Data Models

Underlying the structure of a database is the data model: a collection of conceptual tools for describing data, data relationships, data semantics, and consistency constraints. To illustrate the concept of a data model, we outline two data models in this post: the entity-relationship model and the relational model. Both provide a way to describe the design of a database at the logical level.

The Entity-Relationship Model

The entity-relationship (E-R) data model is based on a perception of a real world that consists of a collection of basic objects, called entities, and of relationships among these objects. An entity is a “thing” or “object” in the real world that is distinguishable from other objects. For example, each person is an entity, and bank accounts can be considered as entities.

Entities are described in a database by a set of attributes. For example, the attributes account-number and balance may describe one particular account in a bank, and they form attributes of the account entity set. Similarly, attributes customer-name, customer- street address and customer-city may describe a customer entity.

An extra attribute customer-id is used to uniquely identify customers (since it may be possible to have two customers with the same name, street address, and city).

A unique customer identifier must be assigned to each customer. In the United States, many enterprises use the social-security number of a person (a unique number the U.S. government assigns to every person in the United States) as a customer identifier.

A relationship is an association among several entities. For example, a depositor relationship associates a customer with each account that she has. The set of all entities of the same type and the set of all relationships of the same type are termed an entity set and relationship set, respectively.

The overall logical structure (schema) of a database can be expressed graphically by an E-R diagram.

Relational Model

The relational model uses a collection of tables to represent both data and the relationships among those data. Each table has multiple columns, and each column has a unique name.

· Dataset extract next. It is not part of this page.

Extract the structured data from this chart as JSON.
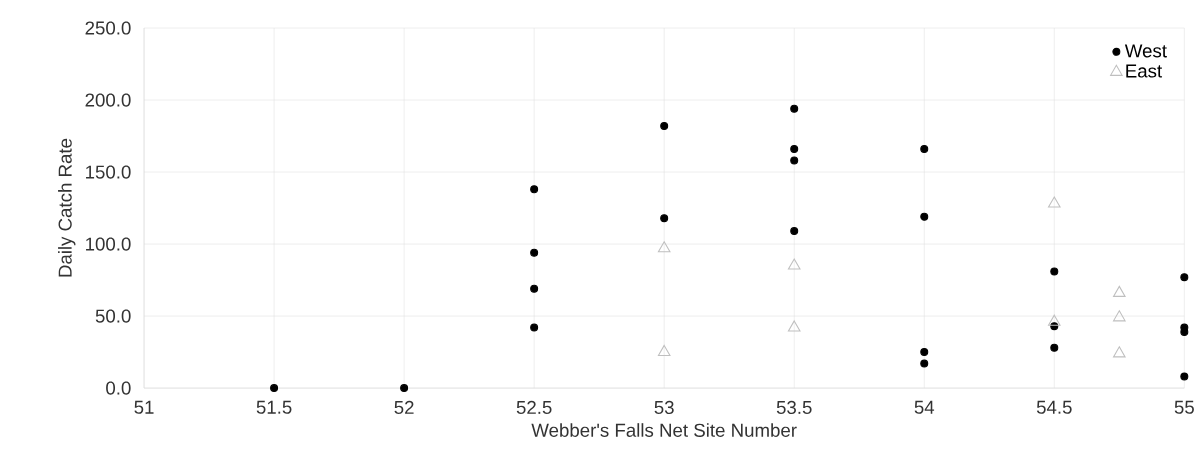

The data is arranged in a relation which is visually represented in a two dimensional table. The data is inserted into the table in the form of tuples (which are nothing but rows). A tuple is formed by one or more than one attributes, which are used as basic building blocks in the formation of various expressions that are used to derive a meaningful information. There can be any number of tuples in the table, but all the tuple contain fixed and same attributes with varying values. The relational model is implemented in database where a relation is represented by a table, a tuple is represented by a row, an attribute is represented by a column of the table, attribute name is the name of the column such as ‘identifier’, ‘name’, ‘city’ etc., attribute value contains the value for column in the row. Constraints are applied to the table and form the logical schema. In order to facilitate the selection of a particular row/tuple from the table, the attributes i.e. column names are used, and to expedite the selection of the rows some fields are defined uniquely to use them as indexes, this helps in searching the required data as fast as possible. All the relational algebra operations, such as Select, Intersection, Product, Union, Difference, Project, Join, Division, Merge etc. can also be performed on the Relational Database Model. Operations on the Relational Database Model are facilitated with the help of different conditional expressions, various key attributes, pre-defined constraints etc.

Other Data Models

The object-oriented data model is another data model that has seen increasing attention. The object-oriented model can be seen as extending the E-R model with notions object-oriented data model.

The object-relational data model combines features of the object-oriented data model and relational data model. Semistructured data models permit the specification of data where individual data items of the same type may have different sets of attributes. This is in contrast with the data models mentioned earlier, where every data item of a particular type must have the same set of attributes. The extensible markup language (XML) is widely used to represent semistructured data.

Historically, two other data models, the network data model and the hierarchical data model, preceded the relational data model. These models were tied closely to the underlying implementation, and complicated the task of modeling data. As a result they are little used now, except in old database code that is still in service in some places. They are outlined in Appendices A and B, for interested readers.